Avec ces deux dernières années de pandémie, la clientèle tunisienne a été un pilier pour la survie de certains établissements. En effet, en l’absence de touristes étrangers, les hôteliers ont du s’adapter en proposant des offres en adéquation avec me marché local.

« C’est vrai qu’on a beaucoup entendu dire que la clientèle locale permet de sauver en partie la saison, mais en réalité elle ne la sauve que ponctuellement, à savoir pendant la  saison estivale, les vacances scolaires et les fêtes de fin d’année. Mais un hôtel a besoin de vivre toute l’année », souligne Abdessattar Badri.

Pour appuyer son propos, ce dernier prend l’exemple de la ville de Tabarka. Une destination prisée par les Tunisiens mais qui n’est promue par aucun tour opérateur étranger. Une situation expliquée principalement par l’absence d’aéroport à proximité, faisant d’elle une destination ponctuelle pour le marché local uniquement. « Aujourd’hui les hôteliers de Tabarka souffrent parce que ce sont les TO et les aéroports qui livrent les hôtels. Les clients étrangers peuvent venir toute l’année afin d’assurer la survie des structures hôtelières et les emplois », explique le professionnel.

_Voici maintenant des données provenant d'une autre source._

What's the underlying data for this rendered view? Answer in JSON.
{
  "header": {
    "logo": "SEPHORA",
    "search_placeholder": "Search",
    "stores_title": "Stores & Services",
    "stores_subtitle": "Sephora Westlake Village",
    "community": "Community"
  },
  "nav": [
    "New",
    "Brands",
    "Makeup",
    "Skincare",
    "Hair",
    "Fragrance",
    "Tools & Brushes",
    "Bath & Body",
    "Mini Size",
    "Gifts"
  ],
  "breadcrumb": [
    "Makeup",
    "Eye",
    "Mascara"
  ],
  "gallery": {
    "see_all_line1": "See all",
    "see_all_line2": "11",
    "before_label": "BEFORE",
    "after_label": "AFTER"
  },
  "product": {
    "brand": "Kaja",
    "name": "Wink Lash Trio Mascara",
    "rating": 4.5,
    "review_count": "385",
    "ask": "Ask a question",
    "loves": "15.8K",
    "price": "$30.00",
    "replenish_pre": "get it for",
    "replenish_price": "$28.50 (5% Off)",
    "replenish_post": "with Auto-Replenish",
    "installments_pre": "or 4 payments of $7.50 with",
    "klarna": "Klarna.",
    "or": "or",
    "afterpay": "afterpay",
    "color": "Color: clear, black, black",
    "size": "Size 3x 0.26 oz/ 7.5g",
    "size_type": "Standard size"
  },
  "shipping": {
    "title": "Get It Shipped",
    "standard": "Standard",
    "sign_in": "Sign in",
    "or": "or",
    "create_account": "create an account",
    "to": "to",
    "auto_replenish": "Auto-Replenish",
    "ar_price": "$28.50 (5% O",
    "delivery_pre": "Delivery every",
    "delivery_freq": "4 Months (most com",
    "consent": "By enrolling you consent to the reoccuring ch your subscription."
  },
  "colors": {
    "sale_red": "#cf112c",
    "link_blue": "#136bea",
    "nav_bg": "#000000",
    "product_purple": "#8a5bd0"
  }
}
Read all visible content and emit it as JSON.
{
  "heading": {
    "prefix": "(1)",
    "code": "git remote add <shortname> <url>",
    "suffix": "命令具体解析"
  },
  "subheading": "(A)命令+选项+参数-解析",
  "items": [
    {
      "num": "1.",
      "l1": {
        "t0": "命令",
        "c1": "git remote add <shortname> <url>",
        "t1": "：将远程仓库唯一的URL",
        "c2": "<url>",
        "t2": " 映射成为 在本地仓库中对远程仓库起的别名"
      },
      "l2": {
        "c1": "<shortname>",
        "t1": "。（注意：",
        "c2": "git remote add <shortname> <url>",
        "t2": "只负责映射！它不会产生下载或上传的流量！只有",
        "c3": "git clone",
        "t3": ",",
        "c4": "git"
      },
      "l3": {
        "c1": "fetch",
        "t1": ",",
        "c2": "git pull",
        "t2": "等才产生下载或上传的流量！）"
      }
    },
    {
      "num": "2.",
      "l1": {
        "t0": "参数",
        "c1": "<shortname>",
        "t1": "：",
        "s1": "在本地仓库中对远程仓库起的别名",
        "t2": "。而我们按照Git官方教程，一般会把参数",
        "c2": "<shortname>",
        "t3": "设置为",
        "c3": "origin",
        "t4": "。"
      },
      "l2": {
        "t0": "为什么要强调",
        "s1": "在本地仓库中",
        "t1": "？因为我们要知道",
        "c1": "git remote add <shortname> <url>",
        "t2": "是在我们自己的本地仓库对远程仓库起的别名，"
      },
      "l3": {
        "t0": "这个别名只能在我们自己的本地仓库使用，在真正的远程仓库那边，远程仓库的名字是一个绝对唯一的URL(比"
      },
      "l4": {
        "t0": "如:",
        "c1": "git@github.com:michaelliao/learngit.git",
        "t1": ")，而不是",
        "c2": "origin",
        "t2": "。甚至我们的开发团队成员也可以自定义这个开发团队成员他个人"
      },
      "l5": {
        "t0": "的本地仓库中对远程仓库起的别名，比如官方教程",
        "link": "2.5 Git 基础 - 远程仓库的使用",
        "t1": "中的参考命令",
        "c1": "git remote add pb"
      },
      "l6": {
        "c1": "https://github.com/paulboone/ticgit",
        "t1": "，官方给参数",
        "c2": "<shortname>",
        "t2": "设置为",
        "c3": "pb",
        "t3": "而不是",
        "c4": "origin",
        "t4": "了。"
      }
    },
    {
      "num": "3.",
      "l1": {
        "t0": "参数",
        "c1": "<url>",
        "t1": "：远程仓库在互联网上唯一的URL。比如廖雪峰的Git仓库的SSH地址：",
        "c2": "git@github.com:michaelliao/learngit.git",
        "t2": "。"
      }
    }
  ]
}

Par ailleurs, à la fois Khaled Gnaba et Abdessattar Badri font un constat qui peut paraître amer pour certains mais qui est une réalité que l’on ne doit pas nier. Selon eux, afin de fidéliser la clientèle étrangère, il faut que les hôtels trouvent un compromis entre marché local et tours opérateurs. « Un hôtel connu pour une clientèle européenne doit garder un certain ratio. Quand une centaine de clients étrangers se retrouvent avec 300 clients locaux, nous nous retrouvons avec beaucoup de problèmes à gérer. Idem pour les clients étrangers eux-mêmes. Par exemple on ne peut pas avoir 50% d’allemands et 50% de russes dans le même hôtel. Il s’agit de faire de la gestion pour éviter les réclamations et pouvoir fidéliser », dévoile Badri.

Dans ce sens, Khaled Gnaba estime qu’il faut limiter la clientèle locale à 20% dans les hôtels. « Ce sont des mots durs, mais c’est une réalité. Il s’agit juste d’une question d’équilibre pour fidéliser la clientèle étrangère, indispensable au développement du secteur touristique en Tunisie ».

Le client Tunisien est considéré comme étant du « super dernière minute », tandis que les tours opérateurs, eux, pratiquent le « Early Booking », ce qui permet aux agences et hôtels de disposer d’avances financières pour garantir un fond de roulement pour la mise à niveau des services.